Chico não merece a estupidez do ‘Rei do Palco’. Por Nathalí Macedo

Atualizado em 20 de março de 2016 às 20:55
Mundos de distäncia: Chico e Botelho
Mundos de distäncia: Chico e Botelho

O ator Cláudio Botelho escancarou, a plenos pulmões, o racismo e o fascismo que nós temos conhecido bem.

O “rei do palco”, como ele mesmo se autodefiniu, interrompeu o espetáculo “Todos os musicais de Chico Buarque” para proferir as frases clichês e sem criatividade repetidas fervorosa e mecanicamente nos protestos pró-golpe: FORA DILMA, FORA LULA!

A plateia, que certamente só buscava entretenimento sadio em meio à tensa situação política que temos vivido, reagiu com gritos de “Não vai ter golpe!”. Alguns simplesmente retiraram-se.

O ator, indignado por não ter tido a própria ignorância política endossada por sua plateia, disse: “O artista no palco é um rei! Não pode ser peitado! Não pode ser interrompido por um nego, por um filho da puta!”

O tiro saiu pela culatra. E a indignação abriu as portas para que o racismo e o ódio gratuito fossem extravasados. Vergonha alheia para mim e para todos os verdadeiros atores, creio.

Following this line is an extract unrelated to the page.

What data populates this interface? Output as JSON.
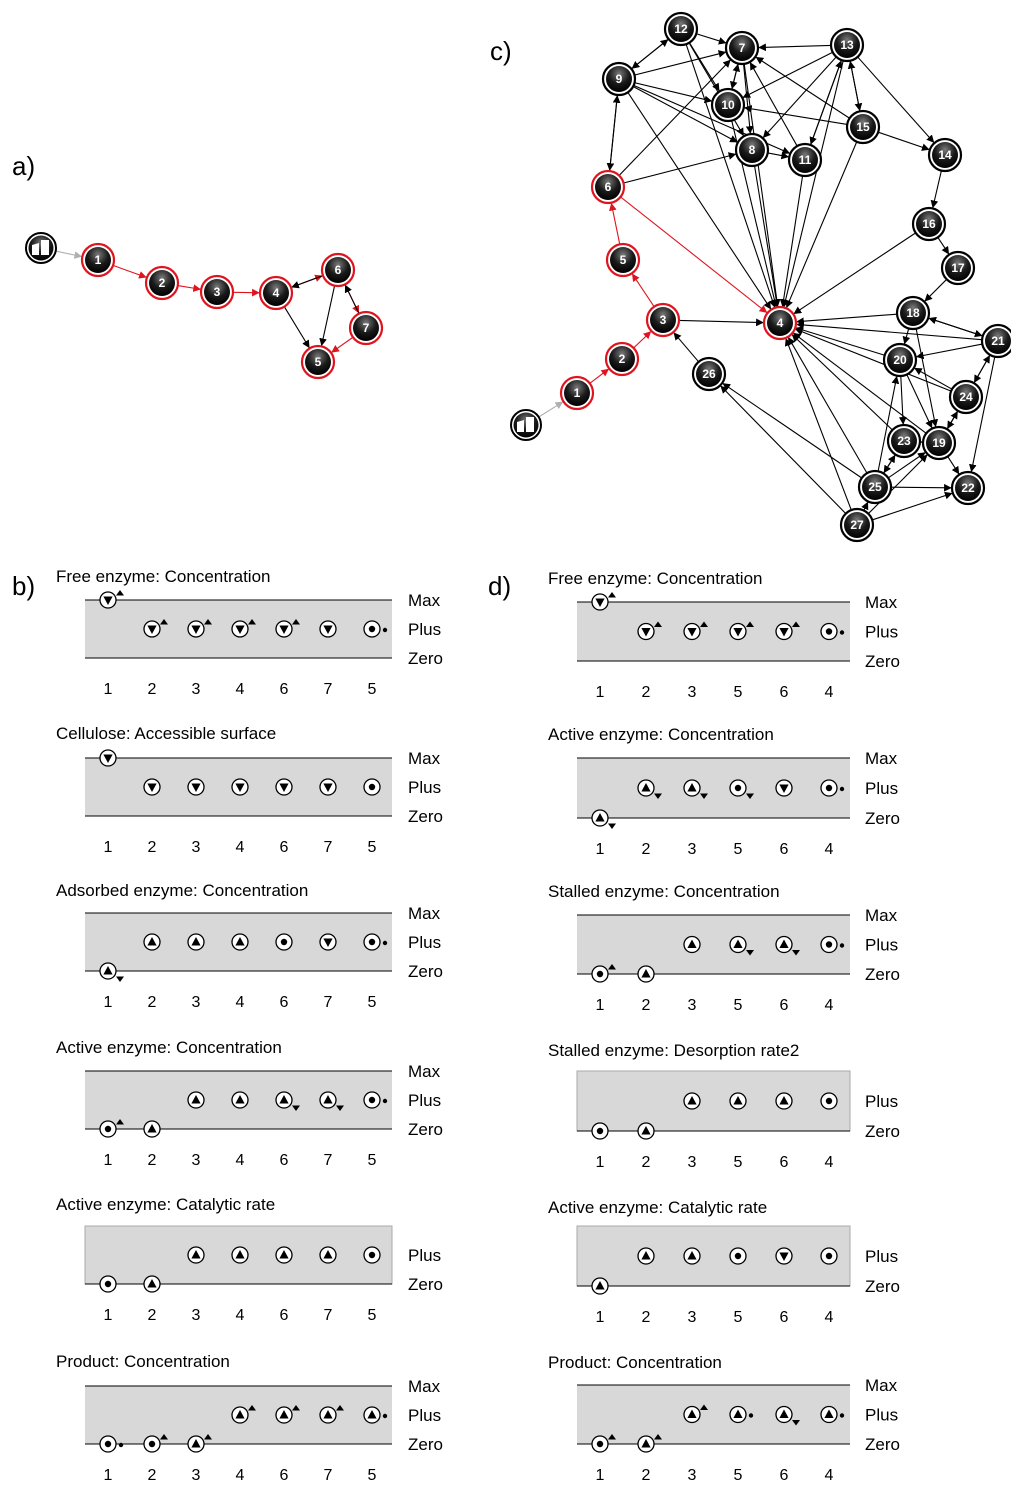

Botelho levou a sério demais a máxima de que é o ator quem faz o espetáculo, e não o personagem. Resolveu, sob este pretexto, destilar a própria alienação num teatro lotado – lotado, aliás, de espectadores que pagaram até $100 para assistirem a um musical sobre Chico Buarque de Holanda.

Não foi a defesa de um posicionamento político no palco que me incomodou, mesmo porque os artistas – veja bem, os verdadeiros artistas – têm um papel importante em todos os processos políticos.

O que quase chega a ser patético é proferir no palco, este espaço sagrado, uma frase tão clichê, tão vazia de ideologia, tão fervorosamente repetida por fascistas nas ruas. O que dói, na verdade, é perceber que nem os teatros estão a salvo da ignorância, da violência, da alienação. Dói ver que não basta desligar a TV: o fascismo – e o racismo, neste caso específico – te esperam onde quer que você vá.

Tenho muito orgulho de ter feito teatro. Encontrei, na coxia, gente politizada, a favor das liberdades, da expressão artística livre, de um país verdadeiramente mais justo. Encontrei gente que tem orgulho de ser o que é e que me ajudou a construir quem sou. E, sobretudo, encontrei resistência: resistência à inatividade artística e à alienação global, resistência aos ataques à democracia, resistência a todas as formas de preconceito e desamor.

É isso que o teatro sempre representou pra mim e por isso – principalmente por isso – é triste acordar e saber que há um ator fascista e racista usando a arte para um objetivo tão mesquinho.

Preciso saber em qual escola de teatro Cláudio Botelho estudou (para passar bem longe, é claro).